「2018年の中盤から後半にかけて、11ax対応のアクセスポイントが大量に出てくるだろう」
そう語るのは、日本ヒューレット・パッカードのエンタープライズグループ事業統括 Aruba事業統括本部 エンタープライズ技術部 コンサルティングシステムエンジニアの黒川孝治氏だ。
「11ax」とは、現在策定が進んでいる次世代規格「IEEE802.11ax」のこと。規格の承認は2019年になる見通しだが、無線LANの業界では規格承認前に“ドラフト版対応”の製品が市場投入されるのが常だ。

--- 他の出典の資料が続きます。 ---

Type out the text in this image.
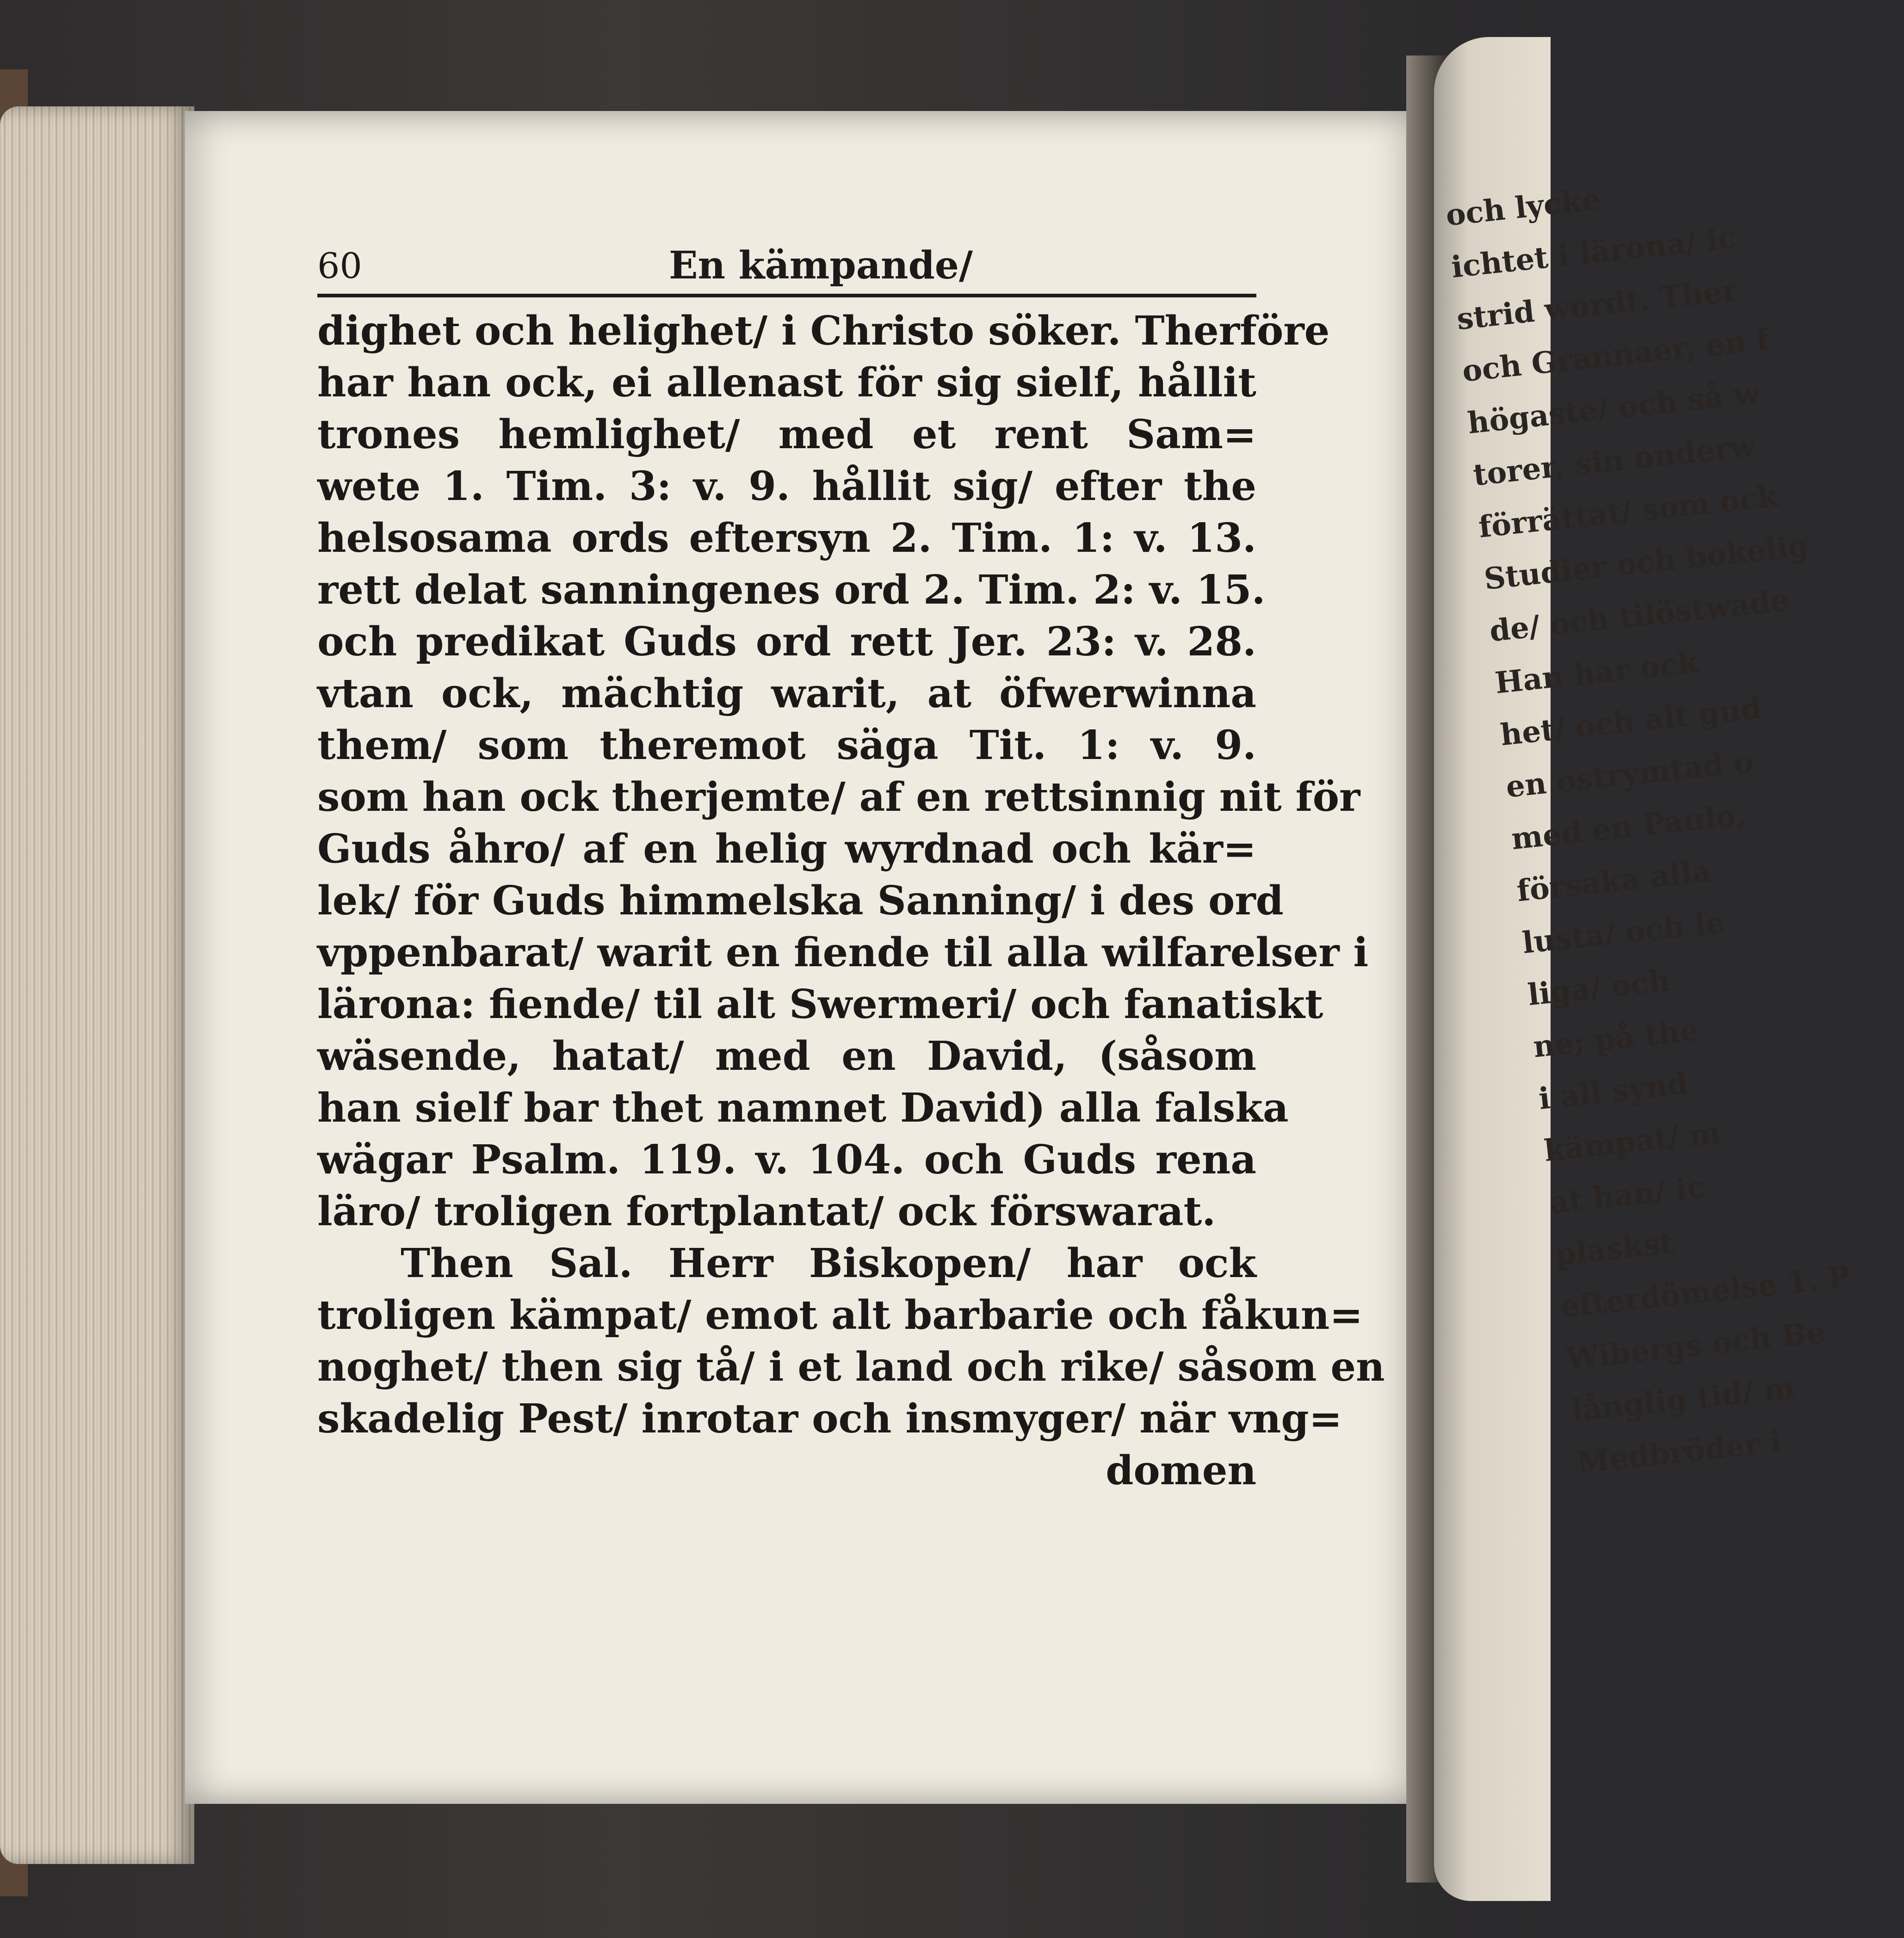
60	En kämpande/
dighet och helighet/ i Christo söker. Therföre
har han ock, ei allenast för sig sielf, hållit
trones hemlighet/ med et rent Sam=
wete 1. Tim. 3: v. 9. hållit sig/ efter the
helsosama ords eftersyn 2. Tim. 1: v. 13.
rett delat sanningenes ord 2. Tim. 2: v. 15.
och predikat Guds ord rett Jer. 23: v. 28.
vtan ock, mächtig warit, at öfwerwinna
them/ som theremot säga Tit. 1: v. 9.
som han ock therjemte/ af en rettsinnig nit för
Guds åhro/ af en helig wyrdnad och kär=
lek/ för Guds himmelska Sanning/ i des ord
vppenbarat/ warit en fiende til alla wilfarelser i
lärona: fiende/ til alt Swermeri/ och fanatiskt
wäsende, hatat/ med en David, (såsom
han sielf bar thet namnet David) alla falska
wägar Psalm. 119. v. 104. och Guds rena
läro/ troligen fortplantat/ ock förswarat.
Then Sal. Herr Biskopen/ har ock
troligen kämpat/ emot alt barbarie och fåkun=
noghet/ then sig tå/ i et land och rike/ såsom en
skadelig Pest/ inrotar och insmyger/ när vng=
domen
och lycke
ichtet i lärona/ ic
strid wordt. Ther
och Grannaer, en f
högaste/ och så w
torer, sin onderw
förrättat/ som ock
Studier och bokelig
de/ och tilöstwade
Han har ock
het/ och alt gud
en ostrymtad o
med en Paulo,
försaka alla
lusta/ och le
liga/ och
ne; på the
i all synd
kämpat/ m
at han/ ic
plaskst
efterdömelse 1. P
Wibergs och Be
långlig tid/ m
Medbröder i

チップセットメーカーはすでに今年前半から11ax対応チップの提供を開始しており、コンシューマー向けでは台湾ASUSTeK Computerがいち早く8月末に、11ax対応の無線LANルーター「RT-AX88U」を発表している。ASUSによれば、5GHz帯で4.8Gbps、2.4GHz帯で1.14Gbps、合計で5.95Gbpsの最大転送速度を実現しているという。
ASUSTeK Computerが8月30日に発表した、11ax対応の無線LANルーター「RT-AX88U」
企業向け製品については、11ac Wave2の普及機がベンダー各社からようやく出揃った段階でもあり、現時点で11ax対応のロードマップを明確にしているところはない。
ただし、黒川氏によれば、「来年には11ac Wave2対応製品の“廉価版”が出尽くす。まずは北米からになるが、2018年後半(にリリースされる新製品)は、ax一色になるだろう」という。当然、Arubaでも準備を進めているところだ。